I've found this bash script to check status of URLs from text file and print the destination URL when having redirections :

#!/bin/bash
while read url
do
    dt=$(date '+%H:%M:%S');
    urlstatus=$(curl -kH 'Cache-Control: no-cache' -o /dev/null --silent --head --write-out '%{http_code} %{redirect_url}' "$url" )
    echo "$url $urlstatus $dt" >> urlstatus.txt

done < $1

I'm not that good in bash : I'd like to add - for each url - the value of its Robots meta tag (if is exists)

Sami
  • 717
  • 6
  • 28

2 Answers2

1

Actually I'd really suggest a DOM parser (e.g. Nokogiri, hxselect, etc.), but you can do this for instance (Handles lines starting with <meta and "extracts" the value of the robots' attribute content):

curl -s "$url" | sed -n '/\<meta/s/\<meta[[:space:]][[:space:]]*name="*robots"*[[:space:]][[:space:]]*content="*\([^"]*\)"*\>/\1/p'

This will print the value of the attribute or the empty string if not available.
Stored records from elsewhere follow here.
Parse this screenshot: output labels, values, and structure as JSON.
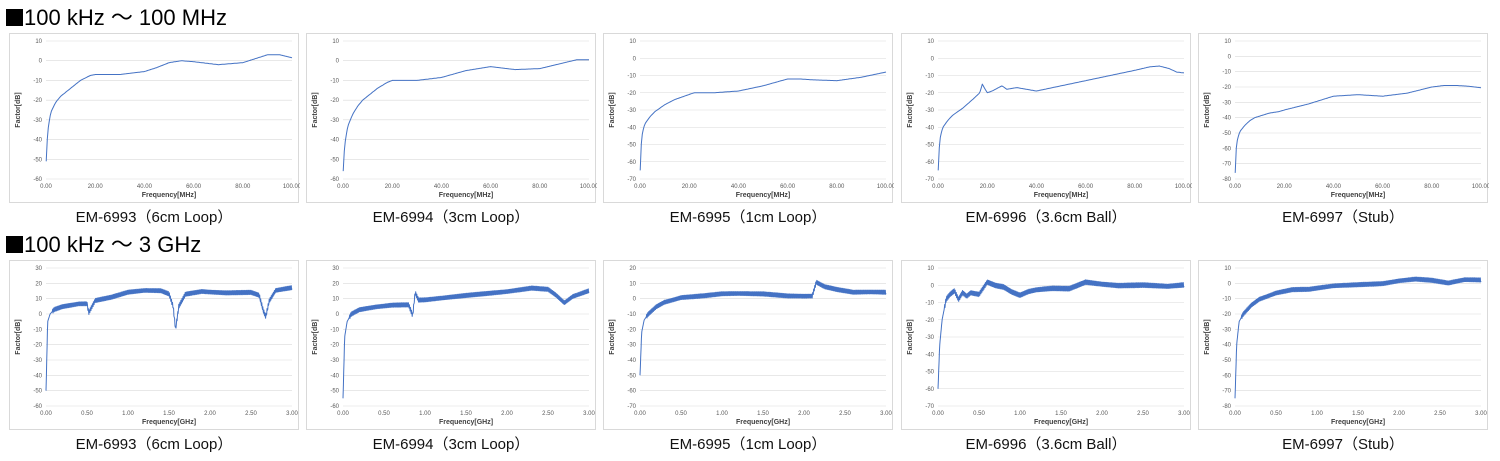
{
  "sections": [
    {
      "title": "100 kHz ～ 100 MHz"
    },
    {
      "title": "100 kHz ～ 3 GHz"
    }
  ],
  "chart_data": [
    {
      "type": "line",
      "caption": "EM-6993（6cm Loop）",
      "xlabel": "Frequency[MHz]",
      "ylabel": "Factor[dB]",
      "xlim": [
        0,
        100
      ],
      "ylim": [
        -60,
        10
      ],
      "xticks": [
        "0.00",
        "20.00",
        "40.00",
        "60.00",
        "80.00",
        "100.00"
      ],
      "yticks": [
        "10",
        "0",
        "-10",
        "-20",
        "-30",
        "-40",
        "-50",
        "-60"
      ],
      "grid": true,
      "color": "#4472c4",
      "x": [
        0.1,
        0.5,
        1,
        2,
        4,
        6,
        8,
        10,
        14,
        18,
        20,
        30,
        40,
        45,
        50,
        55,
        60,
        70,
        80,
        85,
        90,
        95,
        100
      ],
      "y": [
        -51,
        -40,
        -33,
        -26,
        -21,
        -18,
        -16,
        -14,
        -10,
        -7.5,
        -7,
        -7,
        -5.5,
        -3.5,
        -1,
        0,
        -0.5,
        -2,
        -1,
        1,
        3,
        3,
        1.5
      ]
    },
    {
      "type": "line",
      "caption": "EM-6994（3cm Loop）",
      "xlabel": "Frequency[MHz]",
      "ylabel": "Factor[dB]",
      "xlim": [
        0,
        100
      ],
      "ylim": [
        -60,
        10
      ],
      "xticks": [
        "0.00",
        "20.00",
        "40.00",
        "60.00",
        "80.00",
        "100.00"
      ],
      "yticks": [
        "10",
        "0",
        "-10",
        "-20",
        "-30",
        "-40",
        "-50",
        "-60"
      ],
      "grid": true,
      "color": "#4472c4",
      "x": [
        0.1,
        0.5,
        1,
        2,
        4,
        6,
        8,
        10,
        14,
        18,
        20,
        30,
        40,
        50,
        60,
        70,
        80,
        90,
        95,
        100
      ],
      "y": [
        -56,
        -46,
        -40,
        -33,
        -27,
        -23,
        -20,
        -18,
        -14,
        -11,
        -10,
        -10,
        -8.5,
        -5,
        -3,
        -4.5,
        -4,
        -1,
        0.5,
        0.5
      ]
    },
    {
      "type": "line",
      "caption": "EM-6995（1cm Loop）",
      "xlabel": "Frequency[MHz]",
      "ylabel": "Factor[dB]",
      "xlim": [
        0,
        100
      ],
      "ylim": [
        -70,
        10
      ],
      "xticks": [
        "0.00",
        "20.00",
        "40.00",
        "60.00",
        "80.00",
        "100.00"
      ],
      "yticks": [
        "10",
        "0",
        "-10",
        "-20",
        "-30",
        "-40",
        "-50",
        "-60",
        "-70"
      ],
      "grid": true,
      "color": "#4472c4",
      "x": [
        0.1,
        0.5,
        1,
        2,
        4,
        6,
        8,
        10,
        14,
        18,
        22,
        30,
        40,
        50,
        60,
        65,
        70,
        80,
        90,
        100
      ],
      "y": [
        -65,
        -50,
        -43,
        -38,
        -34,
        -31,
        -29,
        -27,
        -24,
        -22,
        -20,
        -20,
        -19,
        -16,
        -12,
        -12,
        -12.5,
        -13,
        -11,
        -8
      ]
    },
    {
      "type": "line",
      "caption": "EM-6996（3.6cm Ball）",
      "xlabel": "Frequency[MHz]",
      "ylabel": "Factor[dB]",
      "xlim": [
        0,
        100
      ],
      "ylim": [
        -70,
        10
      ],
      "xticks": [
        "0.00",
        "20.00",
        "40.00",
        "60.00",
        "80.00",
        "100.00"
      ],
      "yticks": [
        "10",
        "0",
        "-10",
        "-20",
        "-30",
        "-40",
        "-50",
        "-60",
        "-70"
      ],
      "grid": true,
      "color": "#4472c4",
      "x": [
        0.1,
        0.5,
        1,
        2,
        4,
        6,
        8,
        10,
        14,
        17,
        18,
        20,
        22,
        26,
        28,
        32,
        36,
        40,
        50,
        60,
        70,
        80,
        86,
        90,
        94,
        97,
        100
      ],
      "y": [
        -65,
        -52,
        -45,
        -40,
        -36,
        -33,
        -31,
        -29,
        -24,
        -20,
        -15,
        -20,
        -19,
        -16,
        -18,
        -17,
        -18,
        -19,
        -16,
        -13,
        -10,
        -7,
        -5,
        -4.5,
        -6,
        -8,
        -8.5
      ]
    },
    {
      "type": "line",
      "caption": "EM-6997（Stub）",
      "xlabel": "Frequency[MHz]",
      "ylabel": "Factor[dB]",
      "xlim": [
        0,
        100
      ],
      "ylim": [
        -80,
        10
      ],
      "xticks": [
        "0.00",
        "20.00",
        "40.00",
        "60.00",
        "80.00",
        "100.00"
      ],
      "yticks": [
        "10",
        "0",
        "-10",
        "-20",
        "-30",
        "-40",
        "-50",
        "-60",
        "-70",
        "-80"
      ],
      "grid": true,
      "color": "#4472c4",
      "x": [
        0.1,
        0.5,
        1,
        2,
        4,
        6,
        8,
        10,
        14,
        18,
        20,
        30,
        40,
        50,
        60,
        70,
        80,
        85,
        90,
        95,
        100
      ],
      "y": [
        -76,
        -60,
        -54,
        -49,
        -45,
        -42,
        -40,
        -39,
        -37,
        -36,
        -35,
        -31,
        -26,
        -25,
        -26,
        -24,
        -20,
        -19,
        -19,
        -19.5,
        -20.5
      ]
    },
    {
      "type": "line",
      "caption": "EM-6993（6cm Loop）",
      "xlabel": "Frequency[GHz]",
      "ylabel": "Factor[dB]",
      "xlim": [
        0,
        3
      ],
      "ylim": [
        -60,
        30
      ],
      "xticks": [
        "0.00",
        "0.50",
        "1.00",
        "1.50",
        "2.00",
        "2.50",
        "3.00"
      ],
      "yticks": [
        "30",
        "20",
        "10",
        "0",
        "-10",
        "-20",
        "-30",
        "-40",
        "-50",
        "-60"
      ],
      "grid": true,
      "color": "#4472c4",
      "x": [
        0,
        0.02,
        0.05,
        0.1,
        0.2,
        0.3,
        0.4,
        0.5,
        0.52,
        0.6,
        0.8,
        1.0,
        1.2,
        1.4,
        1.5,
        1.55,
        1.58,
        1.62,
        1.7,
        1.9,
        2.2,
        2.5,
        2.6,
        2.65,
        2.68,
        2.72,
        2.8,
        3.0
      ],
      "y": [
        -50,
        -5,
        0,
        3,
        5,
        6,
        7,
        7,
        1,
        9,
        11,
        14,
        15,
        15,
        13,
        5,
        -10,
        5,
        13,
        15,
        14,
        14,
        12,
        2,
        -2,
        8,
        15,
        17
      ],
      "ripple": true
    },
    {
      "type": "line",
      "caption": "EM-6994（3cm Loop）",
      "xlabel": "Frequency[GHz]",
      "ylabel": "Factor[dB]",
      "xlim": [
        0,
        3
      ],
      "ylim": [
        -60,
        30
      ],
      "xticks": [
        "0.00",
        "0.50",
        "1.00",
        "1.50",
        "2.00",
        "2.50",
        "3.00"
      ],
      "yticks": [
        "30",
        "20",
        "10",
        "0",
        "-10",
        "-20",
        "-30",
        "-40",
        "-50",
        "-60"
      ],
      "grid": true,
      "color": "#4472c4",
      "x": [
        0,
        0.02,
        0.05,
        0.1,
        0.2,
        0.4,
        0.6,
        0.8,
        0.85,
        0.88,
        0.92,
        1.0,
        1.2,
        1.5,
        2.0,
        2.3,
        2.5,
        2.6,
        2.7,
        2.8,
        2.9,
        3.0
      ],
      "y": [
        -55,
        -15,
        -5,
        0,
        3,
        5,
        6,
        6,
        -1,
        14,
        9,
        9,
        10,
        12,
        15,
        17,
        16,
        12,
        7,
        11,
        13,
        15
      ],
      "ripple": true
    },
    {
      "type": "line",
      "caption": "EM-6995（1cm Loop）",
      "xlabel": "Frequency[GHz]",
      "ylabel": "Factor[dB]",
      "xlim": [
        0,
        3
      ],
      "ylim": [
        -70,
        20
      ],
      "xticks": [
        "0.00",
        "0.50",
        "1.00",
        "1.50",
        "2.00",
        "2.50",
        "3.00"
      ],
      "yticks": [
        "20",
        "10",
        "0",
        "-10",
        "-20",
        "-30",
        "-40",
        "-50",
        "-60",
        "-70"
      ],
      "grid": true,
      "color": "#4472c4",
      "x": [
        0,
        0.02,
        0.05,
        0.1,
        0.2,
        0.3,
        0.5,
        0.8,
        1.0,
        1.5,
        1.8,
        2.0,
        2.1,
        2.15,
        2.25,
        2.4,
        2.6,
        3.0
      ],
      "y": [
        -50,
        -22,
        -14,
        -10,
        -5,
        -2,
        1,
        2,
        3,
        3,
        2,
        2,
        2,
        11,
        8,
        6,
        4,
        4
      ],
      "ripple": true
    },
    {
      "type": "line",
      "caption": "EM-6996（3.6cm Ball）",
      "xlabel": "Frequency[GHz]",
      "ylabel": "Factor[dB]",
      "xlim": [
        0,
        3
      ],
      "ylim": [
        -70,
        10
      ],
      "xticks": [
        "0.00",
        "0.50",
        "1.00",
        "1.50",
        "2.00",
        "2.50",
        "3.00"
      ],
      "yticks": [
        "10",
        "0",
        "-10",
        "-20",
        "-30",
        "-40",
        "-50",
        "-60",
        "-70"
      ],
      "grid": true,
      "color": "#4472c4",
      "x": [
        0,
        0.02,
        0.05,
        0.1,
        0.15,
        0.2,
        0.25,
        0.3,
        0.35,
        0.4,
        0.5,
        0.6,
        0.7,
        0.8,
        0.9,
        1.0,
        1.1,
        1.2,
        1.4,
        1.6,
        1.7,
        1.8,
        2.0,
        2.2,
        2.5,
        2.8,
        3.0
      ],
      "y": [
        -60,
        -35,
        -20,
        -8,
        -5,
        -3,
        -8,
        -4,
        -6,
        -4,
        -5,
        2,
        0,
        -1,
        -4,
        -6,
        -4,
        -3,
        -2,
        -2,
        0,
        2,
        1,
        0,
        0,
        -1,
        0
      ],
      "ripple": true
    },
    {
      "type": "line",
      "caption": "EM-6997（Stub）",
      "xlabel": "Frequency[GHz]",
      "ylabel": "Factor[dB]",
      "xlim": [
        0,
        3
      ],
      "ylim": [
        -80,
        10
      ],
      "xticks": [
        "0.00",
        "0.50",
        "1.00",
        "1.50",
        "2.00",
        "2.50",
        "3.00"
      ],
      "yticks": [
        "10",
        "0",
        "-10",
        "-20",
        "-30",
        "-40",
        "-50",
        "-60",
        "-70",
        "-80"
      ],
      "grid": true,
      "color": "#4472c4",
      "x": [
        0,
        0.02,
        0.05,
        0.1,
        0.2,
        0.3,
        0.5,
        0.7,
        0.9,
        1.2,
        1.5,
        1.8,
        2.0,
        2.2,
        2.4,
        2.6,
        2.8,
        3.0
      ],
      "y": [
        -75,
        -40,
        -25,
        -20,
        -14,
        -10,
        -6,
        -4,
        -4,
        -2,
        -1,
        0,
        2,
        3,
        2,
        0,
        2,
        2
      ],
      "ripple": true
    }
  ]
}
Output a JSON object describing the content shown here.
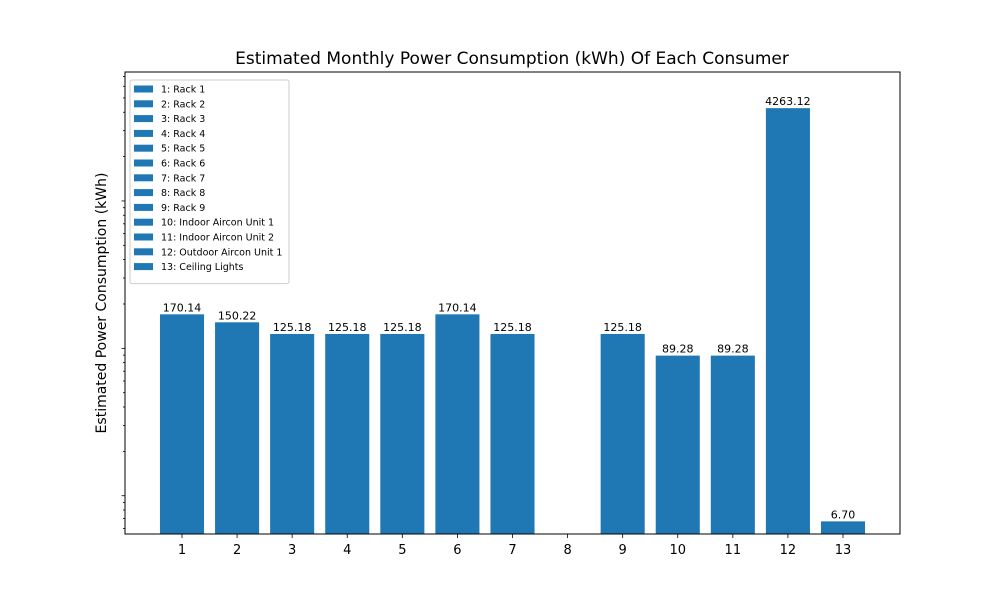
{
  "chart_data": {
    "type": "bar",
    "title": "Estimated Monthly Power Consumption (kWh) Of Each Consumer",
    "xlabel": "",
    "ylabel": "Estimated Power Consumption (kWh)",
    "yscale": "log",
    "ylim": [
      5.5,
      7500
    ],
    "grid": false,
    "legend_position": "top-left",
    "bar_color": "#1f77b4",
    "categories": [
      "1",
      "2",
      "3",
      "4",
      "5",
      "6",
      "7",
      "8",
      "9",
      "10",
      "11",
      "12",
      "13"
    ],
    "values": [
      170.14,
      150.22,
      125.18,
      125.18,
      125.18,
      170.14,
      125.18,
      0,
      125.18,
      89.28,
      89.28,
      4263.12,
      6.7
    ],
    "data_labels": [
      "170.14",
      "150.22",
      "125.18",
      "125.18",
      "125.18",
      "170.14",
      "125.18",
      "",
      "125.18",
      "89.28",
      "89.28",
      "4263.12",
      "6.70"
    ],
    "legend": [
      "1: Rack 1",
      "2: Rack 2",
      "3: Rack 3",
      "4: Rack 4",
      "5: Rack 5",
      "6: Rack 6",
      "7: Rack 7",
      "8: Rack 8",
      "9: Rack 9",
      "10: Indoor Aircon Unit 1",
      "11: Indoor Aircon Unit 2",
      "12: Outdoor Aircon Unit 1",
      "13: Ceiling Lights"
    ]
  }
}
Do you need a pure Bash solution? Or do you have sed?

stephanmg
  • 746
  • 6
  • 17
  • 1
    Thanks, I've just added a new instruction before echo : ``metarobotsheader=$(curl -s "$url" | sed -n '/\/\1/p')`` – Sami Nov 07 '19 at 13:43
0

You can add a line to extract the meta header for robots from the source code of the page and modify the line with echo to show its value:

#!/bin/bash
while read url
do
    dt=$(date '+%H:%M:%S');
    urlstatus=$(curl -kH 'Cache-Control: no-cache' -o /dev/null --silent --head --write-out '%{http_code} %{redirect_url}' "$url" )
    metarobotsheader=$(curl -kH 'Cache-Control: no-cache' --silent "$url" | grep -P -i "<meta.+robots" )
    echo "$url $urlstatus $dt $metarobotsheader" >> urlstatus.txt
done < $1

This example records the original line with the meta header for robots.

If you want to put a mark "-" when the page has no meta header for robots, you can change the metarobotsheader line, and put this one:

    metarobotsheader=$(curl -kH 'Cache-Control: no-cache' --silent "$url" | grep -P -i "<meta.+robots" || echo "-")

If you want to extract the exact value of the attribute, you can change that line:

    metarobotsheader="$(curl -kH 'Cache-Control: no-cache' --silent "$url" | grep -P -i "<meta.+robots" | perl -e '$line = <STDIN>; if ( $line =~ m#content=[\x27"]?(\w+)[\x27"]?#i) { print "$1"; } else {print "no_meta_robots";}')"

When the URL doesn't contain any meta header for robots, it will show no_meta_robots.